A body of mass $2\,m$ moving with velocity $v$ makes a head on elastic collision with another body of mass $m$ which is initially at rest. Loss of kinetic energy of the colliding body ) (mass $2\,m$) is
Initial $K.E$ of ball of mass $2 \,m=K_{1}$
$=\frac{1}{2} \times 2 \,m \times V^{2}$
$=m V^{2}$
Collision is elastic so both $K.E$ and momentum are conserved.
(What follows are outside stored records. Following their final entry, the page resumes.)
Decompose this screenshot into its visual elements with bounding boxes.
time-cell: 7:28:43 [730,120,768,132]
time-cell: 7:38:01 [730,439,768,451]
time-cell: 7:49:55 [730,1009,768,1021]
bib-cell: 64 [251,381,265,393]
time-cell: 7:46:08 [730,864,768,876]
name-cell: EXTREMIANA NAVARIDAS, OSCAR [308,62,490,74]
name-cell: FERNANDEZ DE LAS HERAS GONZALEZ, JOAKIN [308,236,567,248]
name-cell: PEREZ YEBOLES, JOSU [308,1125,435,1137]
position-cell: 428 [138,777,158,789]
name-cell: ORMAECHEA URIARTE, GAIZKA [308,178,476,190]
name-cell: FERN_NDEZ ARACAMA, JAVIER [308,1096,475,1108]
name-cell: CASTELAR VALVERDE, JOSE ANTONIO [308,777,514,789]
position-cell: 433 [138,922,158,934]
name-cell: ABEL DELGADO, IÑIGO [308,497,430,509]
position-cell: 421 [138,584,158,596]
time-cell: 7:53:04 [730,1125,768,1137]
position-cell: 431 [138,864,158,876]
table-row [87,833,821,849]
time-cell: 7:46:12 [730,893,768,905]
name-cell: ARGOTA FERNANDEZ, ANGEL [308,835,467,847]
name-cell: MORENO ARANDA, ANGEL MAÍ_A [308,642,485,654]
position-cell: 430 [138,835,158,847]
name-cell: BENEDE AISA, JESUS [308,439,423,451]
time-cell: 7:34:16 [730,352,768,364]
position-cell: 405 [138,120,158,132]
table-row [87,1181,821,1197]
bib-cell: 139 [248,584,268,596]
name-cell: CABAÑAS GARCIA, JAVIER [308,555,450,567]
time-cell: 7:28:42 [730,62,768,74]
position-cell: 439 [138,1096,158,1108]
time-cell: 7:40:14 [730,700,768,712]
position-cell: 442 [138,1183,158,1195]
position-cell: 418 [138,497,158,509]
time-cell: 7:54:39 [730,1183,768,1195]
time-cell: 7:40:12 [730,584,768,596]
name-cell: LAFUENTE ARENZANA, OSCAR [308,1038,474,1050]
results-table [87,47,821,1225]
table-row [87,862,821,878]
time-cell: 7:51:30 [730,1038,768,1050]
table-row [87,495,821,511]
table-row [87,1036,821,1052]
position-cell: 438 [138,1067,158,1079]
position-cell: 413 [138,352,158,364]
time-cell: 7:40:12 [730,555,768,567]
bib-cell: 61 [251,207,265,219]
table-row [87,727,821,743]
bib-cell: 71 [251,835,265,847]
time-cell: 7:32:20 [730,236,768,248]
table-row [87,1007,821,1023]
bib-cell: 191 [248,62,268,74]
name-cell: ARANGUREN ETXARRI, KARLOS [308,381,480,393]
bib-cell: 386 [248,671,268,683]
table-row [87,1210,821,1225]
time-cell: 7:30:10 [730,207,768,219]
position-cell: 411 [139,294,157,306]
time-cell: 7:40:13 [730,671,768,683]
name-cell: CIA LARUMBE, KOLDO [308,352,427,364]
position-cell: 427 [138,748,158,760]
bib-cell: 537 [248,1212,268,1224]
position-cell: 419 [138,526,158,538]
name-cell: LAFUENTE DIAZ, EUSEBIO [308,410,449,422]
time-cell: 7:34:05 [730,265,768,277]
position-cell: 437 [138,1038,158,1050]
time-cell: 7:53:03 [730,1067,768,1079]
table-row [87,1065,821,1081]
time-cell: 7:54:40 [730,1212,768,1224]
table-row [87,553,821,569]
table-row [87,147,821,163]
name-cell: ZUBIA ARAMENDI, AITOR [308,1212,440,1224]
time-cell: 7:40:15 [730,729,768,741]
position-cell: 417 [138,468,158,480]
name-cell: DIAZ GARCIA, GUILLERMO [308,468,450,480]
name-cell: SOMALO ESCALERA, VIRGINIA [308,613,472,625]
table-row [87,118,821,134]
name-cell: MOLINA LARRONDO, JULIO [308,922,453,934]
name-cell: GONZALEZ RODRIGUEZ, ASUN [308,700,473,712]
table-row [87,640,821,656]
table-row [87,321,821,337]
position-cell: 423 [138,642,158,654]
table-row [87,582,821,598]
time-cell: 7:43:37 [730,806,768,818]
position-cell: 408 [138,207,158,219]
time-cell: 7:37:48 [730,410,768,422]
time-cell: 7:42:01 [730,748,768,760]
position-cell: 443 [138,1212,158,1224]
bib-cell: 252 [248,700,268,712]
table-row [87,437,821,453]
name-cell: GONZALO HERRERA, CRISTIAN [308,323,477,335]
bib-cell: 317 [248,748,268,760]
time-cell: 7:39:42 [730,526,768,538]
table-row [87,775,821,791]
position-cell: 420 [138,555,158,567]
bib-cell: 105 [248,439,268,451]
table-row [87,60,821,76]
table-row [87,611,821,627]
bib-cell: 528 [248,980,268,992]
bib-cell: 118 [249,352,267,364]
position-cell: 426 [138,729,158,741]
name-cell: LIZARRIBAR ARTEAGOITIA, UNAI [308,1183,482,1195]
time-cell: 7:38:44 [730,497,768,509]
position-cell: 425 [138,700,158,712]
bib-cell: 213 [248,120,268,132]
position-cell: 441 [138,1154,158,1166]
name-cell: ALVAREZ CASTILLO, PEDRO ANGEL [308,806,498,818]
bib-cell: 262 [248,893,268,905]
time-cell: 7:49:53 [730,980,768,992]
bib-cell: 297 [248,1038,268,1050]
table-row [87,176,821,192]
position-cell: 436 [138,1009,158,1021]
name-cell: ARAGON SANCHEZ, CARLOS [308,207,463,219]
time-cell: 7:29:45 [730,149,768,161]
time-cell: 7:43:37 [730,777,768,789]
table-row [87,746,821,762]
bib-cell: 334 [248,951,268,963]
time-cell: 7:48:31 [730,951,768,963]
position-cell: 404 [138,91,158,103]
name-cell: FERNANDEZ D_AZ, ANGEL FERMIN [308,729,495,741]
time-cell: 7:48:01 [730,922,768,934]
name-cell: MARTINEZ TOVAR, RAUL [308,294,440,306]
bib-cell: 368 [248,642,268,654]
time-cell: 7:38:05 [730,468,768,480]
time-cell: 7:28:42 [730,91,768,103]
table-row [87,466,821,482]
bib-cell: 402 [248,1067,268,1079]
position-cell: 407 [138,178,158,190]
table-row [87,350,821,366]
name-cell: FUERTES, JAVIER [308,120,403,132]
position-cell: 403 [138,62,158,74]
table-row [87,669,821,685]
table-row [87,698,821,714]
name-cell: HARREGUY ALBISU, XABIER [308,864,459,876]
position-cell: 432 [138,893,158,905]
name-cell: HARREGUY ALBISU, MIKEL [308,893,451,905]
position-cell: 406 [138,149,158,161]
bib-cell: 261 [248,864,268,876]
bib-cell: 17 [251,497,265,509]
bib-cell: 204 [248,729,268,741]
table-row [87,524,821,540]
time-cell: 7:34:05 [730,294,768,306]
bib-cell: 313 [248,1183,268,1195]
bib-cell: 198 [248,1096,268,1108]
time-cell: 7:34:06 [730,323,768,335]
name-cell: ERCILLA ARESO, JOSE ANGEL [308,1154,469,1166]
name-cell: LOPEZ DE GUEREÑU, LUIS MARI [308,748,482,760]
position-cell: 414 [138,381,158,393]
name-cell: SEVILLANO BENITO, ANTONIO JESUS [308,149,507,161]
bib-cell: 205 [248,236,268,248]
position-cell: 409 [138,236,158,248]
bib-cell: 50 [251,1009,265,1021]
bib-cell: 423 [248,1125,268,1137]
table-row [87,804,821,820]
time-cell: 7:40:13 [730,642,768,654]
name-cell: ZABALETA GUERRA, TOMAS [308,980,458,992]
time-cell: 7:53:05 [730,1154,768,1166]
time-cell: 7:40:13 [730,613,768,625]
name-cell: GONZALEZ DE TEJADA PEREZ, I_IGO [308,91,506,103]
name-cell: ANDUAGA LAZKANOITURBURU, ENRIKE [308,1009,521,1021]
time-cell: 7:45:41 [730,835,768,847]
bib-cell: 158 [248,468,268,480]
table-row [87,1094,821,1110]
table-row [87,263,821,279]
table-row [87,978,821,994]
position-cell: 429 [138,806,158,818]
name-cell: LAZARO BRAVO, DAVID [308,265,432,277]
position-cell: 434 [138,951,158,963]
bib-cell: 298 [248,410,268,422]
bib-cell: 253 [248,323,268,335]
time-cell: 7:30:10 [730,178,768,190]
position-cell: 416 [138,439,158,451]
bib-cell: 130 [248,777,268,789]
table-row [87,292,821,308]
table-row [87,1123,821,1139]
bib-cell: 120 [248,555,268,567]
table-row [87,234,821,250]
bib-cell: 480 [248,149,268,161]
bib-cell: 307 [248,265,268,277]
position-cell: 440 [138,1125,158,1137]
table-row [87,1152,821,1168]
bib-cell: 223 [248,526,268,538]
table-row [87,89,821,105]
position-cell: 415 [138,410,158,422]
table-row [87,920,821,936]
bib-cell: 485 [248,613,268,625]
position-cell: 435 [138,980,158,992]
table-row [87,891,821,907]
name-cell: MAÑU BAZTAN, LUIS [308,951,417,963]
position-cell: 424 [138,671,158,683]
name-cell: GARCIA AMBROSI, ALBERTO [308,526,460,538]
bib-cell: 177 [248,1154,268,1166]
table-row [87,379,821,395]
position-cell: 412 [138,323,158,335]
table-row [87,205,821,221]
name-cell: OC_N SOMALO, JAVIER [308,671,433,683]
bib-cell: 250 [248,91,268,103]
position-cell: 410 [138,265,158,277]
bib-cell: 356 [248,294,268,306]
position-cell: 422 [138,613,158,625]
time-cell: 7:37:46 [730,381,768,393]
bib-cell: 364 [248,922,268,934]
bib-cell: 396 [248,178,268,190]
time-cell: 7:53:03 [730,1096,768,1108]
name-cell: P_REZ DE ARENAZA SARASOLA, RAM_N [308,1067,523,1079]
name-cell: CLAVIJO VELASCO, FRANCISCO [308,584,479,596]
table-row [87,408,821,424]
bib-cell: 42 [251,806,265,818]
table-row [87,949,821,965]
Let velocities of balls are $V_{1}$ and $V_{2}$ after collision.
So, $KE$ is conserved
$\frac{1}{2}(2 m) V^{2}=\frac{1}{2}(2 m) V_{1}^{2}+\frac{1}{2} m V_{2}^{2}$
$\Rightarrow V^{2}=V_{1}^{2}+\frac{1}{2} V_{2}^{2}\,\,\,...(i)$
And, momentum is conserved
$(2 m) V +m(0)=2 m\left(V_{1}\right)+m V_{2}$
$\Rightarrow 2 V=2 V_{1}+V_{2}\,\,\,...(ii)$
Now,
$V_{2}=2\left(V-V_{1}\right)$
Put this value in Eq. (i), we get
$V^{2}=V_{1}^{2}+\frac{1}{2} \times 4\left(V-V_{1}\right)^{2}$
$\Rightarrow 3 V_{1}^{2}-4 V V_{1}+V^{2}=0$
$\Rightarrow 3\left(\frac{V_{1}}{V}\right)^{2}-4\left(\frac{V_{1}}{V}\right)+1=0$
or $ \frac{v_{1}}{v}=-\frac{-(-4) \pm \sqrt{16-12}}{2 \times 3}$
$\Rightarrow \frac{v_{1}}{v}=\frac{4 \pm 2}{2 \times 3}$
$\Rightarrow V_{1}=V$ (Not possible)
or $V_{1}=\frac{1}{3} V$
So, final $K.E$ of ball of mass $2\, m$,
$k_{2}=\frac{1}{2}(2 m)\left(V_{1}^{2}\right)=\frac{1}{2} \times 2 m \times \frac{V^{2}}{9}=\frac{1}{9}\left(k_{1}\right)$
Hence, loss of $K.E.$ of Ist ball
$=K_{1}-\frac{1}{g} K_{1}=\frac{8}{9} K_{1}$